Comme pour aller à l’encontre de la facilité de l’adaptation qu’on lui impose de réaliser, le cinéaste choisit lui-même de sabrer dans le vif. Déjà, la résonance politico-historique du roman a complètement disparu (zéro mention du passé des parents de Dany, signe tangible d’une France d’après-guerre rongée par la culpabilité), de même que la structure d’un « récit de classes sociales » ne prend ici racine qu’à travers cette relation d’obéissance aveugle qui lie une employée de bureau à son patron.

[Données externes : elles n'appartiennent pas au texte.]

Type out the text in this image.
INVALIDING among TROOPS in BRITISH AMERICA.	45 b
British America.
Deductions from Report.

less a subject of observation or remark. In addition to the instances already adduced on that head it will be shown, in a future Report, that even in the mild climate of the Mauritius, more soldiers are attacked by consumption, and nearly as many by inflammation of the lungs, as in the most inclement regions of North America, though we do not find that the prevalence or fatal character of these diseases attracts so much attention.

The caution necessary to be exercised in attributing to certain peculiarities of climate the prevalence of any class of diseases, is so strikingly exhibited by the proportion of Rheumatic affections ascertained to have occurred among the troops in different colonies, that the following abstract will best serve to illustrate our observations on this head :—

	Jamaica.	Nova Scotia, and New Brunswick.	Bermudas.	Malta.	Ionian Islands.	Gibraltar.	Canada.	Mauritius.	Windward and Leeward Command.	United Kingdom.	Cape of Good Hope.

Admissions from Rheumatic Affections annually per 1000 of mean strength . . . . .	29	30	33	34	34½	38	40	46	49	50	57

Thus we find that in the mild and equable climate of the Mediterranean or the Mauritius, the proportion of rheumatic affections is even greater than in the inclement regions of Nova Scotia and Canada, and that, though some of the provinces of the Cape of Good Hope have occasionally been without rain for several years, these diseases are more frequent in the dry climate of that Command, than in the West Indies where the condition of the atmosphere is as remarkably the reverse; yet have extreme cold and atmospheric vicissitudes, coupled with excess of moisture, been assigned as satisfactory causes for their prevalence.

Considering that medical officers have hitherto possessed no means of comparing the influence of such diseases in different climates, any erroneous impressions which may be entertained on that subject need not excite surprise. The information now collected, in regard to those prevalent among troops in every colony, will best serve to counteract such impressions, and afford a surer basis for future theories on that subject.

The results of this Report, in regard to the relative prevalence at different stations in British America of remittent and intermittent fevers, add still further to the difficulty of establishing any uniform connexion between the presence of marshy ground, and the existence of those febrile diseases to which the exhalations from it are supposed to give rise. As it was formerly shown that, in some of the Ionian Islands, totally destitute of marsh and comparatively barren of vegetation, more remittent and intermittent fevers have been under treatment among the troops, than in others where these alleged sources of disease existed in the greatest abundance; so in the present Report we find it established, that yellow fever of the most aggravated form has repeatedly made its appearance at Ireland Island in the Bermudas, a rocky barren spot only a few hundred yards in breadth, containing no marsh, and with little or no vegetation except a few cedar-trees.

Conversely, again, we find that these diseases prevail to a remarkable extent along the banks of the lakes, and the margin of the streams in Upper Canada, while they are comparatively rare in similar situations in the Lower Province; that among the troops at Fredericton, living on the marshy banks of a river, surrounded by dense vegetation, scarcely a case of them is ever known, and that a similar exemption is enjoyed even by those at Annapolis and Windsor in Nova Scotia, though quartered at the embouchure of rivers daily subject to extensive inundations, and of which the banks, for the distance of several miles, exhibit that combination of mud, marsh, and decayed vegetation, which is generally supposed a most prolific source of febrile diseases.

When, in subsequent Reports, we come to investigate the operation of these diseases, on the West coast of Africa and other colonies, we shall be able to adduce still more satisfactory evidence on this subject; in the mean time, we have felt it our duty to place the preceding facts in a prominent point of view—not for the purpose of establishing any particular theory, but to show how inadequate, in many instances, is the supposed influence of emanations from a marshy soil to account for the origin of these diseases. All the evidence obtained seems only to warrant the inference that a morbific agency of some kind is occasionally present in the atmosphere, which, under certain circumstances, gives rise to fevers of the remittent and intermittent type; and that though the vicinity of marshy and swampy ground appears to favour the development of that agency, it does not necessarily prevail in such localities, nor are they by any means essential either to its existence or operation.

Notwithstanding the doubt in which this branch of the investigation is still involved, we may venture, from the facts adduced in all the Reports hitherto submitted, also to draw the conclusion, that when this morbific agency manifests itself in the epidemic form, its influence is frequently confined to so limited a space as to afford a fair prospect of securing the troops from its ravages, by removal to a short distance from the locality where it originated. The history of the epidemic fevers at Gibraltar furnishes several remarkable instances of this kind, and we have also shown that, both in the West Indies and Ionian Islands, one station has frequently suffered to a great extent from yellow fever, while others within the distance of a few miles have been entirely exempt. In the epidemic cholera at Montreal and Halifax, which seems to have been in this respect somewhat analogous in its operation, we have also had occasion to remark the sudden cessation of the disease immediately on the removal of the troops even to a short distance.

Ainsi, en faisant mine de réduire son film à un mystère policier dépourvu d’enjeux sous-jacents, Sfar obtient déjà une structure minimale qu’il va pouvoir tordre et nouer à sa guise. Sans surprise, sa principale arme est celle que tant de critiques n’ont pas manqué de conchier bêtement au moment de la sortie du film. Split-screen, perspectives astrales, zooms, décadrages : la stylisation est ici de rigueur dans chaque plan. N’en déplaise à tous les aigris qui persistent à réduire la construction d’une image à de l’effet de style auto-suffisant, Sfar assume à fond sa passion pour l’esthétisme. Il est surtout de ceux qui décèlent les passerelles entre l’objectif du cinéaste et celui du peintre (en gros, mettre toute son âme dans la forme), qui assument de considérer l’histoire comme un prétexte, et qui mettent leurs goûts personnels au-dessus du respect stricto sensu de l’œuvre d’origine. En outre, la force évocatrice de ses images tient ici autant au talent fou du chef opérateur Manuel Dacosse qu’au désir de se connecter à la tonalité expressionniste d’un certain cinéma de genre européen, quelque part entre Fritz Lang et Mario Bava. Presque un « cinéma dessiné », certes pas de la même nature que le travail de Sfar dans le domaine de la BD, mais qui explore des architectures visuelles et colorimétriques assez proches des codes du giallo. A titre d’exemple, un plan tout simple où deux femmes montent ensemble un escalier a tôt fait de basculer fissa dans l’étrange. Il suffit alors d’un intérieur baroque, d’un cadrage discret dans l’embrasure d’une porte, et d’un split-screen qui injecte un filtre rouge sur le côté droit de l’écran. Pour le coup, on n’est pas loin des expérimentations récentes du tandem Cattet/Forzani, là où l’image se veut objet fétichiste, travaillé et malaxé autant que possible.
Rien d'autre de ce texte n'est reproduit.